Fait intéressant, les leucocytes sanguins des individus infectés par le SRAS-CoV-2 ont indiqué une régulation à la hausse significative de la voie associée à l’ubiquitine. Les auteurs ont trouvé une forte corrélation négative entre les niveaux de clusters d’ubiquitine et les réactions inflammatoires. Il s’agit d’un résultat favorable pour les patients atteints de COVID-19, en raison d’une infiltration et d’une réponse immunitaire améliorées.
La stratification de l’ubiquitination s’est avérée être un différenciateur favorable pour les patients COVID-19, qui était associé à des différences significatives dans les indicateurs inflammatoires cliniques, les taux d’occupation des soins intensifs et la probabilité de ventilation mécanique. L’ubiquitination élevée des patients COVID-19 était fortement corrélée avec des résultats positifs et des états inflammatoires réduits.
Le syndrome inflammatoire clinique a été évalué à l’aide d’indicateurs tels que la ferritine, les D-dimères et les protéines C-réactives. Un cluster d’ubiquitine plus élevé représentait une inflammation plus faible, alors qu’un cluster d’ubiquitine faible était associé à un mauvais pronostic. Le cluster à haute ubiquitine représentait des infiltrations plus élevées de lymphocytes T, de lymphocytes B et de cellules dendritiques. En revanche, une ubiquitination plus faible était liée à l’amélioration des cellules épithéliales, des basophiles, des plaquettes, des neutrophiles et des cellules endothéliales.

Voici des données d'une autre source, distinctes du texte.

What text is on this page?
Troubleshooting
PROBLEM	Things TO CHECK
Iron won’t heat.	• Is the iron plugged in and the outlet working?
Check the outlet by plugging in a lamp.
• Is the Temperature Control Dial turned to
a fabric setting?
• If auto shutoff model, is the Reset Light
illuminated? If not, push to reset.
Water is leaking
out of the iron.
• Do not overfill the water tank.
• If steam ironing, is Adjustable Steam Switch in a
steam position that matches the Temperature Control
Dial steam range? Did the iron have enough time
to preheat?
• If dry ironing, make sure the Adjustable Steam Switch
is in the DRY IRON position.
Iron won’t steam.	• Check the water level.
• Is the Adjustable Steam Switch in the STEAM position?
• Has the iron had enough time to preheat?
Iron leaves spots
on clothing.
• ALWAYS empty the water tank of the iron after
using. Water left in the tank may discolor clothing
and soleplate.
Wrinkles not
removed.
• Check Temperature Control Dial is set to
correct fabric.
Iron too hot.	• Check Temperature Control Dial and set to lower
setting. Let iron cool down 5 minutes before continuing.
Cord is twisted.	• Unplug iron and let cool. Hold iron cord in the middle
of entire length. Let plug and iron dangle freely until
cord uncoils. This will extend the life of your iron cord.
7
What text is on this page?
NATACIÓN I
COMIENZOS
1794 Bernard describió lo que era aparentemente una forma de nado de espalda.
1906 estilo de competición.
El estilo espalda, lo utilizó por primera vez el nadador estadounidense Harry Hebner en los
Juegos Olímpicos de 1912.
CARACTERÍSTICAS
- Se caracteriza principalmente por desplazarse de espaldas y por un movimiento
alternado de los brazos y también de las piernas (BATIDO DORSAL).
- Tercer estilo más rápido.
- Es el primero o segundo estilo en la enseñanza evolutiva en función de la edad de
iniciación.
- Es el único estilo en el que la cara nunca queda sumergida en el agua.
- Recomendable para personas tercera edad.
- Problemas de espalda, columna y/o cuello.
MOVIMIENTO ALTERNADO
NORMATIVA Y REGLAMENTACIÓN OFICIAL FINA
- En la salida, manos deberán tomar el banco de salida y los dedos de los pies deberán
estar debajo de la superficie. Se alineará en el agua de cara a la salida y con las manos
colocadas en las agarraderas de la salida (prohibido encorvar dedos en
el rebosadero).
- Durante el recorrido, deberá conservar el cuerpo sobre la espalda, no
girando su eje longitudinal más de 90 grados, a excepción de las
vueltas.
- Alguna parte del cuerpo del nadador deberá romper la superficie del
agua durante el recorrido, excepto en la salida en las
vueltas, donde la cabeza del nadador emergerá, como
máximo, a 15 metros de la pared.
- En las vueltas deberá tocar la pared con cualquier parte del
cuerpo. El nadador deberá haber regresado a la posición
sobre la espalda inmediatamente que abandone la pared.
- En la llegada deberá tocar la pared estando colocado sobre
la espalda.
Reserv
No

L’annotation d’enrichissement de la voie de l’ontologie génique, ainsi que les gènes régulés positivement associés à des groupes à forte ubiquitination, se sont révélés être impliqués dans la réponse immunitaire basée sur les lymphocytes T. La régulation à la hausse des gènes de faible ubiquitination était impliquée dans la régulation positive de la médiation des neutrophiles et la régulation négative de la signalisation médiée par les cytokines. Chez les patients COVID-19 gravement infectés, des niveaux élevés de neutrophiles ont été trouvés, ce qui pourrait être dû à la formation de pièges extracellulaires de neutrophiles.
Des modèles de risque moléculaires ont été développés sur la base de six biomarqueurs, dont trois facteurs de risque (CYSTM1, GLDN et PCOLCE2) et trois facteurs de protection (SDSL, SEZ6L et TNFRSF18). Ils ont été utilisés pour évaluer le pronostic de la maladie.
conclusion
Les résultats de l’étude actuelle ont fortement indiqué que des niveaux plus élevés d’ubiquitine pourraient agir comme un facteur protecteur chez les patients infectés par le SRAS-CoV-2. Sur la base du criblage de biomarqueurs, de la stratification pronostique et de la construction d’un modèle de risque, les scientifiques ont pu faire la lumière sur le développement d’interventions cliniques prometteuses et la gestion de la maladie.